Hadits-hadits di atas mengajarkan kita keutamaan amalan hati. Kita tidak bisa mencapai sahabat dengan amalan jawarih (anggota badan) tetapi hanya dengan cinta kita bisa menyentuhnya.

Jika kita bisa mencintai Abu Bakar radhiyallahu anhu dengan makna cinta hakiki, saat itu kita bersama dengan yang kita cintai. Begitupun, bila kita dapat mencintai Umar, Utsman, Ali, Saad bin Abi Waqash, Zubair bin Awam, Ibunda Khadijah, Ibunda Aisyah, Ibunda Maimunah, Atikah dan sahabat lainnya radhiyallahu anhum kita akan dibangkitkan dengan orang-orang yang kita cintai. Mereka adalah kaum yang agung yang memenuhi semesta dengan kebaikan dan keimanan, semoga kita mencintai mereka semua.
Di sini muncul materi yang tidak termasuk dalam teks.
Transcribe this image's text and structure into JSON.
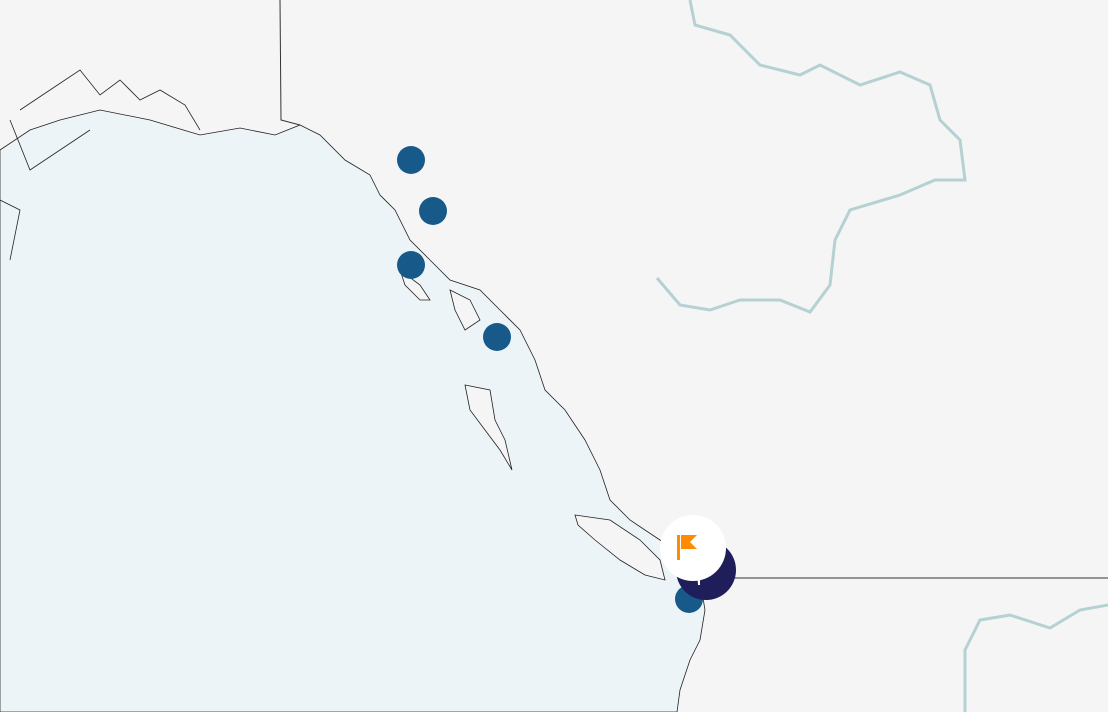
{
  "map": {
    "colors": {
      "land": "#f5f5f5",
      "water": "#edf4f7",
      "border": "#333333",
      "river": "#b5d1d3",
      "marker": "#175a8a",
      "cluster": "#1f1d5a",
      "flag": "#ff8c00"
    },
    "markers": [
      {
        "id": "marker-1",
        "icon": "circle"
      },
      {
        "id": "marker-2",
        "icon": "circle"
      },
      {
        "id": "marker-3",
        "icon": "circle"
      },
      {
        "id": "marker-4",
        "icon": "circle"
      },
      {
        "id": "marker-5",
        "icon": "circle"
      }
    ],
    "selected_marker": {
      "icon": "maple-leaf",
      "badge_icon": "flag-icon"
    }
  }
}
Tetapi bagaimana kita bisa mencintai mereka padahal jeda lima belas abad memisahkan antara kita? Dengan cara mempelajari sirah kehidupan mereka, akhlak dan amalannya. Kita membenamkan potret kehidupan mereka dalam hati kita supaya tumbuh subur keimanan.

Jangan sampai sedikitpun terdapat cacat dalam hati kita pada mereka, pada Ali radhiyallahu anhu, pada Muawiyah radhiyallahu anhu, pada Abu Hurairah radhiyallahu anhu pada Hatib radhiyallahu anhu, pada Aisyah radhiyallahu anha. Seseorang bila terjangkit penyakit dalam hatinya pada wali-wali Allah ini, telah diharamkan dari kebaikan yang agung.
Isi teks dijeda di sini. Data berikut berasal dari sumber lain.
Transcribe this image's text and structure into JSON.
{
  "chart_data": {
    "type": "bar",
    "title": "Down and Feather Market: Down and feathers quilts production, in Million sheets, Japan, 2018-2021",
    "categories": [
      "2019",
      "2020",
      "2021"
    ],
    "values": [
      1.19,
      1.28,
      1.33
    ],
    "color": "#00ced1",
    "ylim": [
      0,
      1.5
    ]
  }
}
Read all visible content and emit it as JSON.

Jadi, kita tidak mungkin sampai pada derajat mereka. Tetapi yang kita inginkan, "kita hidup menyelami makna", meskipun dengan derajat terendah sahabat. Artinya, andai kita bisa mengamalkan sepuluh amalan sahabat saja, kita sudah menjadi orang paling bahagia di dunia!

Al-Quran ada pada kita, sayangnya terhijab. Kita perlu membuka hijab tersebut dengan membaca sirah sahahat sebagai cermin. Amal perbuatan tidak akan bisa dikerjakan dengan baik kecuali terdapat contoh nyata.

Harus ada gambar yang indah dan cermin yang jernih. Seandainya gambarnya cantik tetapi dihadapkan pada cermin yang buram, gambar yang cantik itu tidak akan terlihat dalam cermin. Justru kita melihatnya sebagai gambar yang buruk. Begitupula sebaliknya, sejernih apapun cermin tetap akan menampilkan gambar yang jelek apabila dari sononya gambar tak patut.

 

Ramadhan 1440 H

Disarikan dari Kalimatu Ramadhaniyah Syeikh Abu Qatadah hafizhahullah.